These films constitute acts of testimony, paying tribute to the ongoing resilience of the human spirit in the face of the worst crimes ever committed against humanity.
Although Brunhilde Pomsel always described herself as just being a side-line figure and not at all interested in politics, she nevertheless got closer to one of the worst criminals in world history than anyone else presently alive. Today aged 105, Pomsel used to work as secretary, stenographer and typist for the Nazi Propaganda Minister Joseph Goebbels. Brunhilde Pomsel’s life mirrors the major historical ruptures of the 20th century and German life thereafter. Nowadays, many people presume that the dangers of war and fascism have long been overcome. Brunhilde Pomsel makes it clear that this is certainly not the case.
Isis, Tomorrow follows the destiny of the surviving families of the fighters in the complexity of the post-war period, a post-war time of marginalisation and stigma, in which battle blood leaves room for daily revenge and retaliation, for violence as the only response to violence.
Through Joshua Oppenheimer’s work filming perpetrators of the Indonesian genocide, a family of survivors discovers how their son was murdered and the identity of the men who killed him. The youngest brother is determined to break the spell of silence and fear under which the survivors live, and so confronts the men responsible for his brother’s murder – something unimaginable in a country where killers remain in power.
In a country where killers are celebrated as heroes, the filmmakers challenge unrepentant death squad leader Anwar Congo and his friends to dramatise their role in genocide. But their idea of being in a movie is not to provide testimony for a documentary: they want to be stars in their favourite film genres—gangster, western, musical. They write the scripts. They play themselves. And they play their victims. This is a cinematic fever dream, an unsettling journey deep into the imaginations of mass-murderers and the shockingly banal regime of corruption and impunity they inhabit.
“We were only following orders.” This remarkable film asks why Nazi soldiers agreed to do what they did, exploring how killing became a routine, how these men managed to excuse themselves, how they were manipulated by their leaders. It’s the blueprint of a genocide. We hear the killers’ thoughts as they wrote them down in letters and diaries at the time, and what they said in court years later. RADICAL EVIL is marked by Oscar®-winning director Stefan Ruzowitzky’s scenic transformations and DoP Benedict Neuenfel’s development of a unique visual language.
Told through first-hand accounts of directors, actors, writers, and producers this documentary asks hard questions about the uneasy relationship between American popular culture and the Holocaust.

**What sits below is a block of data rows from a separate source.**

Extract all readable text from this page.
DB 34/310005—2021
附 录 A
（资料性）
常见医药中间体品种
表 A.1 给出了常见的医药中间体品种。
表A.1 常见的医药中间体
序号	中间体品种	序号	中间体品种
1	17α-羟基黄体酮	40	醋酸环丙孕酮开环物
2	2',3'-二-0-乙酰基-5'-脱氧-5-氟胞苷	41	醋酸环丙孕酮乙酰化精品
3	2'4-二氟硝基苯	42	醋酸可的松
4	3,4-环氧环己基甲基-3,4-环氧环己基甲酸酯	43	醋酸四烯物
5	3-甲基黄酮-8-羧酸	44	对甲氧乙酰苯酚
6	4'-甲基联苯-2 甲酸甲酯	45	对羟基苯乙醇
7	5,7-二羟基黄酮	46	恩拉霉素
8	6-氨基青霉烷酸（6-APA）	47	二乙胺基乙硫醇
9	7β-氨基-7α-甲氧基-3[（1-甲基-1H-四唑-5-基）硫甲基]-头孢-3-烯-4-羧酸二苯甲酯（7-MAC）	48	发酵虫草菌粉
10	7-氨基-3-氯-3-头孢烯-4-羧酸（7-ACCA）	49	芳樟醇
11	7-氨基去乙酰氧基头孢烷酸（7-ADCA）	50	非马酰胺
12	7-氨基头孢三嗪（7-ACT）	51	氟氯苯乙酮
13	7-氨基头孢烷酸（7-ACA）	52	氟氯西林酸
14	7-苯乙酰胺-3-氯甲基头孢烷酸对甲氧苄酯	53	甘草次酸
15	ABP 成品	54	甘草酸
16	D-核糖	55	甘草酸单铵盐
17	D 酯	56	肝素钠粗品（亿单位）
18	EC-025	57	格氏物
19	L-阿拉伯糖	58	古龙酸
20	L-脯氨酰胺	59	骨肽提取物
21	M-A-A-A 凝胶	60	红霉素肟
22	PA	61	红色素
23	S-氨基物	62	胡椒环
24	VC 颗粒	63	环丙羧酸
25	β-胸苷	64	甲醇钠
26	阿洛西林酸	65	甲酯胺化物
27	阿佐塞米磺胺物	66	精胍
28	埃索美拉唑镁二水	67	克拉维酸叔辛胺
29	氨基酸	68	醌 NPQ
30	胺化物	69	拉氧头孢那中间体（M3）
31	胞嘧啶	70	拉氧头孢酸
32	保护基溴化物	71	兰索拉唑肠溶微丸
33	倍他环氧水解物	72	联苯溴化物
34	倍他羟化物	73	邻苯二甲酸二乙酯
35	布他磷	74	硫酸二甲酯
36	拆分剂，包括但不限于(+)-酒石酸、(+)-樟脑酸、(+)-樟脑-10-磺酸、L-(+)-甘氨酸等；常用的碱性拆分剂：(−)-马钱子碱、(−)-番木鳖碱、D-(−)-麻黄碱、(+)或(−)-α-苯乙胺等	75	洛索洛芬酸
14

We find out about the difficulties and responsibility of filmmakers as they re-imagine for the screen the horrors of Nazi Germany and how film itself has the power to shape and reflect history and memory.
More than simply an inquiry into Cambodia’s experience, however, ENEMIES OF THE PEOPLE is a profound meditation on the nature of good and evil, shedding light on the capacity of some people to do terrible things and for others to forgive them.
It is also a personal journey into the heart of darkness by journalist/filmmaker Thet Sambath, whose family was wiped out in the Killing Fields, but whose patience and discipline elicits unprecedented on-camera confessions from perpetrators at all levels of the Khmer Rouge hierarchy.
Without truth there can be no justice in Sri Lanka. No Fire Zone is an explicit and horrifying exposé of the final months of the 26-year-long Sri Lankan civil war, told by the people who lived through it. Using unseen footage recorded by both the victims and perpetrators on mobile phones and small cameras, the film meticulously exposes some of the worst war crimes and crimes against humanity in recent history and becomes direct evidence of a war that was supposed to be conducted in secret.
In 100 nightmarish days more than 800,000 men, women, and children were brutally murdered during the Rwandan genocide. The victims were Tutsi and moderate Hutus who supported them. Canadian General Roméo Dallaire was thrown into a country he barely understood, leading a small contingent of largely ill-equipped troops who did not want to be there. Unsupported by U.N. headquarters, Dallaire and his handful of soldiers were incapable of stopping the killing. This experience led to Dallaire’s own life tragedy as he dealt with the psychological fallout of witnessing a genocide he was powerless to stop.
Weimar Germany was a homosexual Eden in the 1920s: gay and lesbian nightclubs and magazines flourished, the first gay-rights movement was born… and then the Nazis came to power. The persecution of homosexuals at the hands of the Nazis is relatively undiscussed. Homosexual victims of the Holocaust were one of the last groups to come forward with their stories.
Using both intimate personal portrayals and a sweeping narrative, PARAGRAPH 175 features elderly homosexual men who vividly describe their experiences during the Nazi era and reveal the long-term consequences of this hidden chapter of history.